Charles Perrault met en avant dans ses contes, certaines qualités féminines.
Premièrement dans le conte Grisélidis, dans lequel il montre une femme patiente et fidèle. Il l’a qualifie même à la fin du conte en vers, de « parfait modèle ». La patience des femmes est un thème récurrent, puisqu’on le retrouve dans « La Belle au Bois dormant ».
L’image positive des femmes passe aussi par la façon dont Perrault les images, lorsque Peau d’Ane est en souillon, elle reste toujours princesse, grâce aux robes qu’elle met chaque dimanche. Les femmes chez Perrault, lorsqu’elles sont figures du « bon », sont toujours gratifiées d’un physique avantageux, et d’apparats de princesse.
Dans les souhaits ridicules, la femme du bûcheron est figure de la bonne réflexion : c’est elle qui dit à son mari, qu’il faudrait réfléchir avant de mal utiliser ces souhaits.

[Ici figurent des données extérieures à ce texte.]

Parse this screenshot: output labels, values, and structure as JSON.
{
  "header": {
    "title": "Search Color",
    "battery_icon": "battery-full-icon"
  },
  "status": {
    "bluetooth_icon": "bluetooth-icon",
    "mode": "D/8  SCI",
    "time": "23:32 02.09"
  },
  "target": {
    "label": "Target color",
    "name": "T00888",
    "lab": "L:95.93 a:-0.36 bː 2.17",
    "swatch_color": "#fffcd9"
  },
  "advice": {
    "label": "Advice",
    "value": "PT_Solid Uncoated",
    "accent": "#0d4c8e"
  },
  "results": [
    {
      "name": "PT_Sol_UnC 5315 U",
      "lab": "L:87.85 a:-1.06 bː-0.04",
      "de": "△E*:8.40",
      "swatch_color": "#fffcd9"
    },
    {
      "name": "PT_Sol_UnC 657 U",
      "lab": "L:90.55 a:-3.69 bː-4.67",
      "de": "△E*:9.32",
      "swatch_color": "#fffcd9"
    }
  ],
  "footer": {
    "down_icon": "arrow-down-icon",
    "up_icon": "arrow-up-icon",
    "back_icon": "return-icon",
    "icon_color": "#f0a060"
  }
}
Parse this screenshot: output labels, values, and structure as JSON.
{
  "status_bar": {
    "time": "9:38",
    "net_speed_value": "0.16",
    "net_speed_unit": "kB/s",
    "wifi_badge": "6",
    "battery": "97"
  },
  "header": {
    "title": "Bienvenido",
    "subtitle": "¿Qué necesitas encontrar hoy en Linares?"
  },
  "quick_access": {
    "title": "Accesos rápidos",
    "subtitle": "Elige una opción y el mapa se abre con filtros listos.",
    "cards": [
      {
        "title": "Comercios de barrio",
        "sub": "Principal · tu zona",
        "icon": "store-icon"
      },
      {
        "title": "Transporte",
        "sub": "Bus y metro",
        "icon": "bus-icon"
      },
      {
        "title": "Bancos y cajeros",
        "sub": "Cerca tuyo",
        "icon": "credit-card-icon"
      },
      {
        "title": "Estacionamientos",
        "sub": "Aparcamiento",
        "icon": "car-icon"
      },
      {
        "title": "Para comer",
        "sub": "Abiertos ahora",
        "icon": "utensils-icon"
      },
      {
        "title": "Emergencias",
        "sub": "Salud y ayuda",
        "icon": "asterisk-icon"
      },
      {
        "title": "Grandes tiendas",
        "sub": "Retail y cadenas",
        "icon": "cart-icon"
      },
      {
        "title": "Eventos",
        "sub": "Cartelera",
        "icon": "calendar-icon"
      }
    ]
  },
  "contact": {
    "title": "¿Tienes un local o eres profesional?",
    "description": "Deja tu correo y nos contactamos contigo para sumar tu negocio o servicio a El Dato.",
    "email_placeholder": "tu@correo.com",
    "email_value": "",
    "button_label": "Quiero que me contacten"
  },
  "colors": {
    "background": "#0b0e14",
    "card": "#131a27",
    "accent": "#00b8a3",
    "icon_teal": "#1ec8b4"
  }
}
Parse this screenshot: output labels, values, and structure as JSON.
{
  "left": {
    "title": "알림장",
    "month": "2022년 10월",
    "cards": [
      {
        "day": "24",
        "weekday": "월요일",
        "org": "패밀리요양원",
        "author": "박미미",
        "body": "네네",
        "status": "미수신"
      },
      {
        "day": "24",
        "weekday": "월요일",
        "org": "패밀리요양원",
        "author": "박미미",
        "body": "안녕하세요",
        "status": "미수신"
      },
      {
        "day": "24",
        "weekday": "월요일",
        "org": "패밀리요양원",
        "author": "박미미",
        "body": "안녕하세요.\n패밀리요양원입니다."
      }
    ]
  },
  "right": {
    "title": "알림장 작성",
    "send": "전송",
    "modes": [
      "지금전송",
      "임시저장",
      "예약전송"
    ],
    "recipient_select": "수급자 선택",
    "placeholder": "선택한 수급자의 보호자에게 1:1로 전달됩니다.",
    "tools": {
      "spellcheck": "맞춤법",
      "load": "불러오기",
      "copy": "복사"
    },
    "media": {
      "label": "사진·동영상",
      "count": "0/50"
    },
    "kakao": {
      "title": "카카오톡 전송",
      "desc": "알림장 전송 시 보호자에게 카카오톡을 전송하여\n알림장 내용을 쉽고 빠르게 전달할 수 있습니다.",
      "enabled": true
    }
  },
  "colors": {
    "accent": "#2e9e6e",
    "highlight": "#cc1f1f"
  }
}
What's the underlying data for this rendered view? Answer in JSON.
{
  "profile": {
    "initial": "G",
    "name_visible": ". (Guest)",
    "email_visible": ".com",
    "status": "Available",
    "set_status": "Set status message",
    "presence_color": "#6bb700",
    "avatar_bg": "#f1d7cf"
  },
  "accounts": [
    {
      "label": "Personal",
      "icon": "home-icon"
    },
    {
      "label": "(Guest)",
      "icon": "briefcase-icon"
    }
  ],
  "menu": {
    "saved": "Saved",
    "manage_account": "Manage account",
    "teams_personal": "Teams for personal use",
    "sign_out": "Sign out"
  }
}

II) Quand on y regarde de plus près …


1) Les femmes « obéissantes » ne sont finalement pas vraiment récompensées… Certes Grisélidis est de nouveau estimée par le Prince, mais on peut aisément juger que ce mariage n’est pas une réconciliation, et qu’après tous ce qu’il lui a fait subir, il est peu probable qu’il redevienne un agneau. Dans « La Belle au Bois dormant », la mère du Roi étant une Ogresse, on peut imaginer que celui-ci puisse devenir un véritable Ogre pour l’héroïne.
Enfin, la fin des « Fées » montre que l’obéissante est punis, et qu’à l’inverse, la désobéissante est congédiée.

 

2) On compte parmi les femmes « désobéissantes » le premier exemple de Peau d’Âne, qui fuit l’adultère, et qui de ce fait désobéit à son père. Néanmoins, elle est récompensée par son mariage avec le Prince. Quant à Cendrillon, elle passe de souillon à princesse, elle est donc aussi récompensée. La femme de Barbe Bleue, est aussi récompensée, toujours par un mariage, avec un honnête homme.
 

III) Conclusion

En sachant que Perrault s’adresse particulièrement aux femmes du mondain, en écrivant ses contes. On peut aisément comprendre, après cette analyse, qu’il propose aux femmes qui le lisent, d’être justement désobéissantes.